RepCNN: Micro-sized, Mighty Models for Wakeword Detection
Arnav Kundu, Prateeth Nayak, Priyanka Padmanabhan, Devang Naik
TL;DR
The paper tackles efficient, always-on wake-word detection under tight memory and compute constraints. It introduces RepCNN, a multi-branch training architecture whose parameters are reparameterized into a single-branch inference graph through kernel fusion, enabling low-latency, memory-efficient deployment. The approach yields up to 43% accuracy gains over a vanilla single-branch CNN and matches or exceeds BC-ResNet accuracy while halving peak memory and achieving an order-of-magnitude speedup on device inference, demonstrated on both wake-word tasks and Google Speech Commands.
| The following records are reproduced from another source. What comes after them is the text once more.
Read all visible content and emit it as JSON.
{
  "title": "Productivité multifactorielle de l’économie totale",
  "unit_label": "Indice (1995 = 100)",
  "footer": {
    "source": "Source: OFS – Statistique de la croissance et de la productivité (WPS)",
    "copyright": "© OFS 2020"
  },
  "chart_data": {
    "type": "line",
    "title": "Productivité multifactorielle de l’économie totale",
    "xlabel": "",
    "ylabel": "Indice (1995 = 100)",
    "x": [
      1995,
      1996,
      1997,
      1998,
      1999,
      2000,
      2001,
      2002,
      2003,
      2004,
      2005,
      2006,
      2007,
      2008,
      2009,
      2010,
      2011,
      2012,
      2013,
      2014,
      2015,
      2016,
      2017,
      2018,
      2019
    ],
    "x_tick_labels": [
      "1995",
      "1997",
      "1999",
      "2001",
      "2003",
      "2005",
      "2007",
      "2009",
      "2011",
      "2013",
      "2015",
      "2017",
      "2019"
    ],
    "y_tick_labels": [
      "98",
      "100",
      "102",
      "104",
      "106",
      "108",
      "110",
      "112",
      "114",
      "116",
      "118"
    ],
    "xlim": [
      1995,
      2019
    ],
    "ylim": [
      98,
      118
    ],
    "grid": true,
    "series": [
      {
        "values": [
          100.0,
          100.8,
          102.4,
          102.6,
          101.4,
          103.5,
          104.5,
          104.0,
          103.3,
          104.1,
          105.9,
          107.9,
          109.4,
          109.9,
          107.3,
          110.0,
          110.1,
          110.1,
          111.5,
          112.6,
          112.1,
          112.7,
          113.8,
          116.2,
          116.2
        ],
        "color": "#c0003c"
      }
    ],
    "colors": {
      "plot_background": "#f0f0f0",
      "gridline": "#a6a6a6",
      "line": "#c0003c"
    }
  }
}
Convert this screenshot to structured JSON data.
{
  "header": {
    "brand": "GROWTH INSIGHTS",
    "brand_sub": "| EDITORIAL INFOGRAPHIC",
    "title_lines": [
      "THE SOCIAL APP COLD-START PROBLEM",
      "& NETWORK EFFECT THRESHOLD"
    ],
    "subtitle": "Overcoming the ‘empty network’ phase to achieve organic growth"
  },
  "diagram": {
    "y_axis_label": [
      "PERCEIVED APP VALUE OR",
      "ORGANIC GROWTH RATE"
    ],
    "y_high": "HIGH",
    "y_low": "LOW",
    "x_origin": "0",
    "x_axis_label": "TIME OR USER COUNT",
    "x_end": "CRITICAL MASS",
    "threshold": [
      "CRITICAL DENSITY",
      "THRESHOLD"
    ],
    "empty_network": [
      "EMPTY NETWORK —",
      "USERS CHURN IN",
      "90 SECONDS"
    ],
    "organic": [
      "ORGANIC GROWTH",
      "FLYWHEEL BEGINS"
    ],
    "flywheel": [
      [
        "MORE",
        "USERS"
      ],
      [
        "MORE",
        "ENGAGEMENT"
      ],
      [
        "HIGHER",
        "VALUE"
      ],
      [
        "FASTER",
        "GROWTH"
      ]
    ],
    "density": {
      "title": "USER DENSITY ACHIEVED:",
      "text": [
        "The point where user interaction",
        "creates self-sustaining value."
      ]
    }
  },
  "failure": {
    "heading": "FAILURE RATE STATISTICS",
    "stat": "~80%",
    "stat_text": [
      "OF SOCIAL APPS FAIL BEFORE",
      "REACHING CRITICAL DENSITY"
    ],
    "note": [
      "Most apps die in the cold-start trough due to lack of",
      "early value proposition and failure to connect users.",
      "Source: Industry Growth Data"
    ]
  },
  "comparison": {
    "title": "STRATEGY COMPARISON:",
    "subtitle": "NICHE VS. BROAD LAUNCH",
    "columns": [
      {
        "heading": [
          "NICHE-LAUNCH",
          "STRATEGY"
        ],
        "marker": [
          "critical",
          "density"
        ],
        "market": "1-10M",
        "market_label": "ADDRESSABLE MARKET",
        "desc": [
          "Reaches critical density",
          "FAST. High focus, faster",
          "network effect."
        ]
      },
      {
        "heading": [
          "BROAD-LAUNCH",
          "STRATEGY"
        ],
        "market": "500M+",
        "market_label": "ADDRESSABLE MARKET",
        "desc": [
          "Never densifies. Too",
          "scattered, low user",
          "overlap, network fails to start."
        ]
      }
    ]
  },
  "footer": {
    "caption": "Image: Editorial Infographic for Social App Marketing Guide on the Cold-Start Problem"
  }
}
These results establish structural re-parameterization as a practical method for combining training-time capacity with inference-time efficiency in streaming speech models, with potential for broader mobile applications.
Abstract
Always-on machine learning models require a very low memory and compute footprint. Their restricted parameter count limits the model's capacity to learn, and the effectiveness of the usual training algorithms to find the best parameters. Here we show that a small convolutional model can be better trained by first refactoring its computation into a larger redundant multi-branched architecture. Then, for inference, we algebraically re-parameterize the trained model into the single-branched form with fewer parameters for a lower memory footprint and compute cost. Using this technique, we show that our always-on wake-word detector model, RepCNN, provides a good trade-off between latency and accuracy during inference. RepCNN re-parameterized models are 43% more accurate than a uni-branch convolutional model while having the same runtime. RepCNN also meets the accuracy of complex architectures like BC-ResNet, while having 2x lesser peak memory usage and 10x faster runtime.